Hamdan also says that the defendant, and by extension the other Guantanamo detainees, has no right to petition for release under the Geneva Conventions. Hamdan's lawyers argued that, since the president is prosecuting their client in the name of the laws of war, the president has to be bound by those laws. Their claim is a fairly limited one—not that Geneva gives the detainees a ticket to challenge the conditions of confinement or to sue for money damages, but that it sets the parameters for their trials. Since 1804, it's been a basic principle of statutory interpretation—called, of all things, the Charming Betsy principle—that federal laws authorizing the government to do something have to be read so that they're consistent with international law. Here that international law is Geneva. Yet the panel ignores Charming Betsy and reads congressional authorization to allow the president to utterly disregard Geneva's definition of how war crimes are to be tried. According to the panel, Geneva protections can't be enforced in federal court by the people who say they have been deprived of them. If the United States is a laggard in honoring one of the cornerstones of international law, the court asserts, it's up to other countries to use diplomacy to make us shape up. "
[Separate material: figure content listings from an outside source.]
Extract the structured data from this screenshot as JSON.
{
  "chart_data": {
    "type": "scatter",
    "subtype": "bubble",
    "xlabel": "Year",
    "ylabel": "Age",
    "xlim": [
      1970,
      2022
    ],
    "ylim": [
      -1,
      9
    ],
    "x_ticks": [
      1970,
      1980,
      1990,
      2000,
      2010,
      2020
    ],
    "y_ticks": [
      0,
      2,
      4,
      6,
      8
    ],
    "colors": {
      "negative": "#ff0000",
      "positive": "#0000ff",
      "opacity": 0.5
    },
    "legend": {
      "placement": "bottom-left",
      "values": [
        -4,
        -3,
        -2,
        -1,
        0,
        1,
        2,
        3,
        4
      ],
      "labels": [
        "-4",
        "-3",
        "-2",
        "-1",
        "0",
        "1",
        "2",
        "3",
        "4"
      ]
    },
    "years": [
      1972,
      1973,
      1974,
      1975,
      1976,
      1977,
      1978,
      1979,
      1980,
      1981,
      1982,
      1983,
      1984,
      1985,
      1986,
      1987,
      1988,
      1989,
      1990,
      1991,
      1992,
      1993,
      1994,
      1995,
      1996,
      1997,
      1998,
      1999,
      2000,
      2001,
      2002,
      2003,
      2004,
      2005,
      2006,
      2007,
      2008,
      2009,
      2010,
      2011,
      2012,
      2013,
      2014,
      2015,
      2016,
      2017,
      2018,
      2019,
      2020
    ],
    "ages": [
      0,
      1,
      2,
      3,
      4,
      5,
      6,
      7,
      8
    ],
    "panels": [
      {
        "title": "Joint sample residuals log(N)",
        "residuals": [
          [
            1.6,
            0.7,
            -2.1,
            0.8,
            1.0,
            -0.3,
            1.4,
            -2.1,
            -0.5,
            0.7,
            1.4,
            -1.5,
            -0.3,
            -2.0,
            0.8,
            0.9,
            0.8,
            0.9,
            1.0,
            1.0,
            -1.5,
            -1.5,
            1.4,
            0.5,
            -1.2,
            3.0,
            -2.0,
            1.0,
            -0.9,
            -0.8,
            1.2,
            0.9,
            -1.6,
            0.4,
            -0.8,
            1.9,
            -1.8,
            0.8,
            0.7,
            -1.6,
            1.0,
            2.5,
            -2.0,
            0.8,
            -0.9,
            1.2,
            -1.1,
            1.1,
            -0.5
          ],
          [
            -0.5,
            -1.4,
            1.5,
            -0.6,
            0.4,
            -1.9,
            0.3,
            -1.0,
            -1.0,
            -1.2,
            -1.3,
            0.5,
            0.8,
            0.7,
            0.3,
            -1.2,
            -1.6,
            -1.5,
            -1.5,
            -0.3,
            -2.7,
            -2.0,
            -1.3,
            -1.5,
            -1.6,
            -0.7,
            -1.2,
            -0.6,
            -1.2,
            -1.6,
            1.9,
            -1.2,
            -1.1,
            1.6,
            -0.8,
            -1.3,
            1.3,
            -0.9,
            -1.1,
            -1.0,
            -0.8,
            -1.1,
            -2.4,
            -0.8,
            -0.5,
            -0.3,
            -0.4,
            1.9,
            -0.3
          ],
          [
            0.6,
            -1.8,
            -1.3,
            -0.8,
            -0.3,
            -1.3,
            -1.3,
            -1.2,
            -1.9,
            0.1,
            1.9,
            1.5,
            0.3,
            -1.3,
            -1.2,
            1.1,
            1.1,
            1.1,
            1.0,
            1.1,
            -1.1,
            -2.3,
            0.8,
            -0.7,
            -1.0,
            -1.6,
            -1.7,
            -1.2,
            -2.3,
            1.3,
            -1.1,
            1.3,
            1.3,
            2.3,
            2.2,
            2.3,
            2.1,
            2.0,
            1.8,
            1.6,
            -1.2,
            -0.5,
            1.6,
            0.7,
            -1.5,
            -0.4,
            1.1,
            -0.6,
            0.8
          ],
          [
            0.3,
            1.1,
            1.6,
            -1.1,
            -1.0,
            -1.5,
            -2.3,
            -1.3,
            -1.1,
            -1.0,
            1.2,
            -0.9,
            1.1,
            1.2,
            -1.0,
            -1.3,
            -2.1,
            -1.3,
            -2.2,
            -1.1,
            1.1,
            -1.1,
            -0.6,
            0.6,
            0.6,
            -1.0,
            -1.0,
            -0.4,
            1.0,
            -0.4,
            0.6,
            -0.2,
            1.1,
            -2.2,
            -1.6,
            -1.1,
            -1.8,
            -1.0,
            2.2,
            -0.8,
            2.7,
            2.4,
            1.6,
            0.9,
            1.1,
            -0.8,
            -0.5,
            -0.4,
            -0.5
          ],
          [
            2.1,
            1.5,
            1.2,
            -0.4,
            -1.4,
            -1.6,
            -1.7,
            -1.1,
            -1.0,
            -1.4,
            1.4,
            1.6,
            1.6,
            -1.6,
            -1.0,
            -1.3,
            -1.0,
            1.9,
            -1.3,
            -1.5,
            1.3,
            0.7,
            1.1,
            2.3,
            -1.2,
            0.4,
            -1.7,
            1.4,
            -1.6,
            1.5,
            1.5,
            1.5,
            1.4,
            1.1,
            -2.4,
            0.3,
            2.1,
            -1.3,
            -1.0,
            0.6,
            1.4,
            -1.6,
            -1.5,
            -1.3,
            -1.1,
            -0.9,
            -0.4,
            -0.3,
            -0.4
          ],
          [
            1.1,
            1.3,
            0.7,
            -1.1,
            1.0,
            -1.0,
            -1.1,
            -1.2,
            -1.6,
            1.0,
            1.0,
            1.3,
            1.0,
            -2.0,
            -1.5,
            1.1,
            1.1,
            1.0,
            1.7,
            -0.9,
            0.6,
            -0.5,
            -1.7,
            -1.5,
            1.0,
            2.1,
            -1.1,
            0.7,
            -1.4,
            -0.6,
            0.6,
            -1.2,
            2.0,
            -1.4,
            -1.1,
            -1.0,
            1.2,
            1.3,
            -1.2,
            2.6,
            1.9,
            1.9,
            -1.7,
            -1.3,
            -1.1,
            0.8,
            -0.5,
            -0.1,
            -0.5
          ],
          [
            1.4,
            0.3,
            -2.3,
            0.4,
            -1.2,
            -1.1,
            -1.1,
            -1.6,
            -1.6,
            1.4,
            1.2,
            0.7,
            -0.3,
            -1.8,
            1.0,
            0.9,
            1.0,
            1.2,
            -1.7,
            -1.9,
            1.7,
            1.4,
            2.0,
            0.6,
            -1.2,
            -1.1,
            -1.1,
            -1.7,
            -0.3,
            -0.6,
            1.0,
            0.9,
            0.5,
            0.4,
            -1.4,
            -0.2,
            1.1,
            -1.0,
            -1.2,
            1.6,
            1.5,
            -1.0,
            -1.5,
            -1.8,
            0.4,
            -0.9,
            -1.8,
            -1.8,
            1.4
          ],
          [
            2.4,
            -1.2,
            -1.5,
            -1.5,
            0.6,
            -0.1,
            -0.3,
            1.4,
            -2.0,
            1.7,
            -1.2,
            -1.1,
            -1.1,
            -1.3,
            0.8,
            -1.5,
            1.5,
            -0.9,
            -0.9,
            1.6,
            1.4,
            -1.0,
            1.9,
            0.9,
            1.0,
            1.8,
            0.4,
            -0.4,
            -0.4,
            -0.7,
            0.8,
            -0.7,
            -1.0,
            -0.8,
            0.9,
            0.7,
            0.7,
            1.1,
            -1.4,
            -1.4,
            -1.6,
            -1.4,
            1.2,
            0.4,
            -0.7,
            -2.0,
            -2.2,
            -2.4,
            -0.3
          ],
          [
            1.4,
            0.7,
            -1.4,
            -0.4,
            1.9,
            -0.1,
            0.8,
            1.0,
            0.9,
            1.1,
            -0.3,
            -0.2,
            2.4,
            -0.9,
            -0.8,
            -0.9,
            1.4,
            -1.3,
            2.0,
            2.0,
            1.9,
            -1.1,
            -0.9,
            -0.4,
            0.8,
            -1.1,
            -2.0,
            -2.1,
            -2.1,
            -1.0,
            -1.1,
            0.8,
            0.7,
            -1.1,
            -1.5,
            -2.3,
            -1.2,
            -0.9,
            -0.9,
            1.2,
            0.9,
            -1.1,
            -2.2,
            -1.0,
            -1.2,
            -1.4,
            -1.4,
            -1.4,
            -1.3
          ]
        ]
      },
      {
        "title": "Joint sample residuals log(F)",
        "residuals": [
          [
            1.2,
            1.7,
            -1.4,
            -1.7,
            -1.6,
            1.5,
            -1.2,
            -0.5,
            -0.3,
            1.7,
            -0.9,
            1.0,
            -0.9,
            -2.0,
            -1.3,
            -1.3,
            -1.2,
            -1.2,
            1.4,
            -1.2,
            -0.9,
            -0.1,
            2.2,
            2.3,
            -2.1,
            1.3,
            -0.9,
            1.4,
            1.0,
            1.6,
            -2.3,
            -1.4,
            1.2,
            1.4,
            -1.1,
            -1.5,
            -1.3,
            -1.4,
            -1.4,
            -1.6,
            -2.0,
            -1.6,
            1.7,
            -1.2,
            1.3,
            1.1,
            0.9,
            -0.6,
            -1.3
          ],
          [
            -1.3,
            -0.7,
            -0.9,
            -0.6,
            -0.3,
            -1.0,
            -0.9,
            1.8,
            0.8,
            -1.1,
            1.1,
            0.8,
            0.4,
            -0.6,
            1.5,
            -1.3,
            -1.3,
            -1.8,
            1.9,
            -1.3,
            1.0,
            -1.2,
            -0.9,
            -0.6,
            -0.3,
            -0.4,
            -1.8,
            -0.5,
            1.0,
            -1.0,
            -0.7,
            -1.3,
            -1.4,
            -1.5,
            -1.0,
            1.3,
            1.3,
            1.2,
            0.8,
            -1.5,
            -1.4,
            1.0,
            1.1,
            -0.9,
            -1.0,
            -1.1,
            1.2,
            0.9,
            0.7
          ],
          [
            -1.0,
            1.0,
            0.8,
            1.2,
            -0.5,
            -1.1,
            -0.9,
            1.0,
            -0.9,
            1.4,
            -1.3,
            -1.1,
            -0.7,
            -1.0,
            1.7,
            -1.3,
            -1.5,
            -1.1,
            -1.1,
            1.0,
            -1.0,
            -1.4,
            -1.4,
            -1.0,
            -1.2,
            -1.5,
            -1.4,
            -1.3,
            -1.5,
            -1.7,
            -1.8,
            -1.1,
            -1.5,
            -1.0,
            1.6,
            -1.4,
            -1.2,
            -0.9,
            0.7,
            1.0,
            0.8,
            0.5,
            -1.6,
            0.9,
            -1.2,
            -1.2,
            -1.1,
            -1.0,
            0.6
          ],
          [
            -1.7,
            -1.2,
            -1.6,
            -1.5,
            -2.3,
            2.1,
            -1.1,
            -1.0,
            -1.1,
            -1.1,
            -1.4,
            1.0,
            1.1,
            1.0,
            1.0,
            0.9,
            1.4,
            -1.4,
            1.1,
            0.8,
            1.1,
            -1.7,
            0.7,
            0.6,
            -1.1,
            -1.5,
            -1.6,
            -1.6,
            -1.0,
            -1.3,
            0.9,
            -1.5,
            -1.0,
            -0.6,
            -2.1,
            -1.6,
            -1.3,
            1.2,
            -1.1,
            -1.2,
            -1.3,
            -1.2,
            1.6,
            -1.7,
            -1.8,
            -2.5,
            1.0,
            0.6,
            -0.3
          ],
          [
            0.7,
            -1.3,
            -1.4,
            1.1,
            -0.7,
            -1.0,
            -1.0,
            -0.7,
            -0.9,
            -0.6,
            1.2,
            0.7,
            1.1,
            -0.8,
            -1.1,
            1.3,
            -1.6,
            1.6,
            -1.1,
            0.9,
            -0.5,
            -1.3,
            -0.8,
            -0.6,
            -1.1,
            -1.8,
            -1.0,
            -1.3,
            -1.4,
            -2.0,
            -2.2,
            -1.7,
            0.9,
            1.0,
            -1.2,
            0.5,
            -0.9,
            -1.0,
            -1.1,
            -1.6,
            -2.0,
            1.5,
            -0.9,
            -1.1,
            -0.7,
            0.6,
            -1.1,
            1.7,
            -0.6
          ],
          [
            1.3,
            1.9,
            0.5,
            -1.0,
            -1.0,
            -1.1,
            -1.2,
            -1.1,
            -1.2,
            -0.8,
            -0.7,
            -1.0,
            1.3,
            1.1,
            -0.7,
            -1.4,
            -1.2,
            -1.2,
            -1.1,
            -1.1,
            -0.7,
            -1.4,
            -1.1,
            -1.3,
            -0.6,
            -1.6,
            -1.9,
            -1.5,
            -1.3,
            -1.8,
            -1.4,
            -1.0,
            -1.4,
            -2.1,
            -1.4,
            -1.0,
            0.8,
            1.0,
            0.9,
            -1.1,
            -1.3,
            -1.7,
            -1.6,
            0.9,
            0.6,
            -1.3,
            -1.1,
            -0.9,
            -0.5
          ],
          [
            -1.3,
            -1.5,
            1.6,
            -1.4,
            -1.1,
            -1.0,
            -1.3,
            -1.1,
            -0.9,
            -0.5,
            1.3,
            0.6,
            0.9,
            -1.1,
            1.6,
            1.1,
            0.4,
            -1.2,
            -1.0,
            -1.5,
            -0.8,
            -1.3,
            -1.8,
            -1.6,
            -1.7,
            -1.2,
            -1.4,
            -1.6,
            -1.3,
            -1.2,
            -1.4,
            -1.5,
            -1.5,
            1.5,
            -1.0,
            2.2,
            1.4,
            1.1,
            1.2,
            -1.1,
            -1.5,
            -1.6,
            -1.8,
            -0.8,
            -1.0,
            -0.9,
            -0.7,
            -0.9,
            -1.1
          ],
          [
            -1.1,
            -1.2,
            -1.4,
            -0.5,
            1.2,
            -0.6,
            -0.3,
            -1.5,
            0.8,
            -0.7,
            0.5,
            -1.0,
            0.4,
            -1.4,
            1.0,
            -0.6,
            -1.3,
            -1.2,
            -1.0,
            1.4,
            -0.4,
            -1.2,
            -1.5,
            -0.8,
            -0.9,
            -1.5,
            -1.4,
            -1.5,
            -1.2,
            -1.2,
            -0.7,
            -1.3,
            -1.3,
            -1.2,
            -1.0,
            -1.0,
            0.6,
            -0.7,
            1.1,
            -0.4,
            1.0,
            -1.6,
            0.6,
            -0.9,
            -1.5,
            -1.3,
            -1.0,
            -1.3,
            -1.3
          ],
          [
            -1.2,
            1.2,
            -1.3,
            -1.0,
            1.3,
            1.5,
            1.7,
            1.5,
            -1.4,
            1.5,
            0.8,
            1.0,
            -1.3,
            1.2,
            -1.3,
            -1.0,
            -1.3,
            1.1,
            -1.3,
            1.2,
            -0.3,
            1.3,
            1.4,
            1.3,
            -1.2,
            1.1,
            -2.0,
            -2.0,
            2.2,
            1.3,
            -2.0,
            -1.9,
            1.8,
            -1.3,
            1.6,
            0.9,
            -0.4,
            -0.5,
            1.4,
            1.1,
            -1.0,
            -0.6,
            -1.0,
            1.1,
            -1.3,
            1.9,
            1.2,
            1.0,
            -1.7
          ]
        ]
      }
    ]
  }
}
"The panel's reasoning on this score is particularly weak. It is also at odds with a stance that Justice O'Connor took this spring. Writing for four of the justices, O'Connor said that "it is axiomatic that while treaties are compacts between nations, a treaty may also contain provisions which confer certain rights ... capable of enforcement as between private parties" in court. O'Connor wasn't writing about Geneva, and she wasn't writing about Guantanamo—the case was Medellin v. Dretke, in which a majority of the court declined to rule on the claim of a Mexican death-row inmate that he was being held in violation of the Vienna Convention. Because O'Connor didn't speak for a majority of the Supreme Court, she wasn't making law. But it's close to impossible to square her stance with the panel's opinion in Hamdan—not that her view will matter much once she's gone and Roberts is sitting in her chair."